2019年8月20日、八月納涼歌舞伎第一部の伽羅先代萩を観劇。

ここ最近歌舞伎はノーチェックだったのだけど、チケット松竹のメルマガで中村七之助さんが政岡を演じると知ってこれは見なければ!とあわててチケット取って見に行くことに。こういうとき割とフットワークが軽くてえらいな自分と思う。

七之助さんの政岡が本当に素晴らしかった。以前先代萩を観劇したときの玉三郎さんの政岡とはまた違った気品、ギリギリで保たれていた乳人としての自分が崩れ落ちる瞬間の哀れさ、無情さ、悲しくてめちゃくちゃ泣いた。玉三郎さんから指導されたという飯炊き(ままたき)のシーンもとても美しかった。 心の底から、見に行ってよかったなあと思った。

飯炊きのシーンの所作は役者自身のお茶の腕前がそのまま反映するらしいので、大名家の乳人にふさわしいあの気品がありつつも手慣れた仕草は七之助さん本人の腕前も含まれたものなんだよなあと思ったりした。

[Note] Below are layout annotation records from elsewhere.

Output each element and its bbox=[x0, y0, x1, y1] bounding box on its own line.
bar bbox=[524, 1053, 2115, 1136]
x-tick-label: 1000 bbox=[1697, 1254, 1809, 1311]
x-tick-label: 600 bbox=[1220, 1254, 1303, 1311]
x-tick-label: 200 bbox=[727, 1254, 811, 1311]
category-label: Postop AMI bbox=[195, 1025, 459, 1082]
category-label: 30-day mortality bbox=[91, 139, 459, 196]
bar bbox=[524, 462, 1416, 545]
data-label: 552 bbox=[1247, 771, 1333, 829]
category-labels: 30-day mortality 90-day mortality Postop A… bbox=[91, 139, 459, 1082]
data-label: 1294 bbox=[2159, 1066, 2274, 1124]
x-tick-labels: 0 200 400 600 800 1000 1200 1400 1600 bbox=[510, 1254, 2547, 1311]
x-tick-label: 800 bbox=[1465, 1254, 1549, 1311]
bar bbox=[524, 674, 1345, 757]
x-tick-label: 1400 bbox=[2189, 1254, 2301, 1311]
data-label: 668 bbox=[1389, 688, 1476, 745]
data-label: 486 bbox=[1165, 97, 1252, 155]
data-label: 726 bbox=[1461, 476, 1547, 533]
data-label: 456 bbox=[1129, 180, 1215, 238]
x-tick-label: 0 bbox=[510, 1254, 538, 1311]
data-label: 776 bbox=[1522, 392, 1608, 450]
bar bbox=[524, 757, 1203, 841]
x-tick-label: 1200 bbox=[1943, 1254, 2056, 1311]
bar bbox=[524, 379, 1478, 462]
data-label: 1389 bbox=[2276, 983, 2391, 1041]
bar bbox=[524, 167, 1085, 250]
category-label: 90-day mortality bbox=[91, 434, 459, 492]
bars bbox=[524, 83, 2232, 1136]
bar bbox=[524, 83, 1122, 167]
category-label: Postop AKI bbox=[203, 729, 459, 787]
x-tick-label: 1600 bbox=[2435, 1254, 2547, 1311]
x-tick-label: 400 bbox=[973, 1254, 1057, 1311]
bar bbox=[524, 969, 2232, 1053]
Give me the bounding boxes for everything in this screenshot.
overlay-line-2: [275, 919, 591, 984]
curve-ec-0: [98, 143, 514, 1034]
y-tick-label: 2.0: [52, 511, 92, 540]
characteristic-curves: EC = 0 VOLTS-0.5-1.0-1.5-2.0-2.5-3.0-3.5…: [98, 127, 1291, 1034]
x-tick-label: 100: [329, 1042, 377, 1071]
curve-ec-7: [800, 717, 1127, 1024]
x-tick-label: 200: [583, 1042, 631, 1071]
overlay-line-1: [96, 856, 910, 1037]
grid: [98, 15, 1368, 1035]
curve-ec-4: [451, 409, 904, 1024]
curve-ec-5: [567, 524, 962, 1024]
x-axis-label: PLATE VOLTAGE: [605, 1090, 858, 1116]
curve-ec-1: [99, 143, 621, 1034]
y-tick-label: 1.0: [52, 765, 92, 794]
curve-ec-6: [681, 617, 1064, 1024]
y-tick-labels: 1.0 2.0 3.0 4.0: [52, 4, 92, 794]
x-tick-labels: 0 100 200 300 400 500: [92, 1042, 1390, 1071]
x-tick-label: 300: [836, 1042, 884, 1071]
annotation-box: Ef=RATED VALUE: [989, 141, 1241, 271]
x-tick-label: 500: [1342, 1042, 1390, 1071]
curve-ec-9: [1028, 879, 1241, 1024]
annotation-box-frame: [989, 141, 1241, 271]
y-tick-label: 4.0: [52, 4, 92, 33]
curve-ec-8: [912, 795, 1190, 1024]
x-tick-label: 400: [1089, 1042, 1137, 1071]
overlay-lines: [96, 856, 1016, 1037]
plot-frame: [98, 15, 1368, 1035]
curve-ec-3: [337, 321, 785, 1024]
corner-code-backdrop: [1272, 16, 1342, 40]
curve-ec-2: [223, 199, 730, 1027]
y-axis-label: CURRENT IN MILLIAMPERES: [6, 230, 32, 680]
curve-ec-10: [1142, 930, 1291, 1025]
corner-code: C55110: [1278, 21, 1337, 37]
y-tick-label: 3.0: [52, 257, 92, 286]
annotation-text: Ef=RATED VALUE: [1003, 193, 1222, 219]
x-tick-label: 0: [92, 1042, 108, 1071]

以前先代萩を見たときも思ったけど、千松も鶴千代も本当に健気でいじらしくて、腹が減ってひもじいのにこんなに幼いのに自分の立場と生き方をよく理解している。だからこそ、千松が鶴千代の身代わりに八汐に嬲り殺される様が絶望的で、それを切り抜けたあとの政岡の抜け殻のような痛々しさが泣けるんだ。
政岡が千松の亡骸を抱きながら、でかした主君の代わりによくぞ死んだ、いつも言い含めていたようによくやったと、大げさなほど褒め称えて、そのヤケになったような空元気さを見ると、千松の得意げに笑う姿がまた見たくてこうしているんだろうと、ボロボロと泣けてしまった。このあまりにも悲しいシーンで、それまでの千松と鶴千代の愛らしいシーンや、政岡がどれだけふたりを厳しくも強く慈しんできたかを思い出す。千松が飯炊きをのぞきに来たのだろうと思い、これと叱ったら鶴千代だったときの政岡が七之助さんの政岡ならではのどこか愛らしさもあって、こんな不憫な生活の中でもささやかな幸福と豊かな愛情のやりとりがあったことがより悲しみを深くさせる。

八月納涼歌舞伎では仁木弾正の出番は最後の一瞬だったのだけど、八汐と同じく松本幸四郎さんが演じられていて、その怪しげて美しい出で立ちの悪しき妖術使いを最後まで見てみたかったなあと思った。

歌舞伎ひさびさに観劇したけど、やっぱり面白いなとしみじみ。生活が忙しくて感想を書く余裕がなかったけど、七之助さんの政岡が素晴らしかったことをあとから思い起こせるように雑だけれど書き残しておく。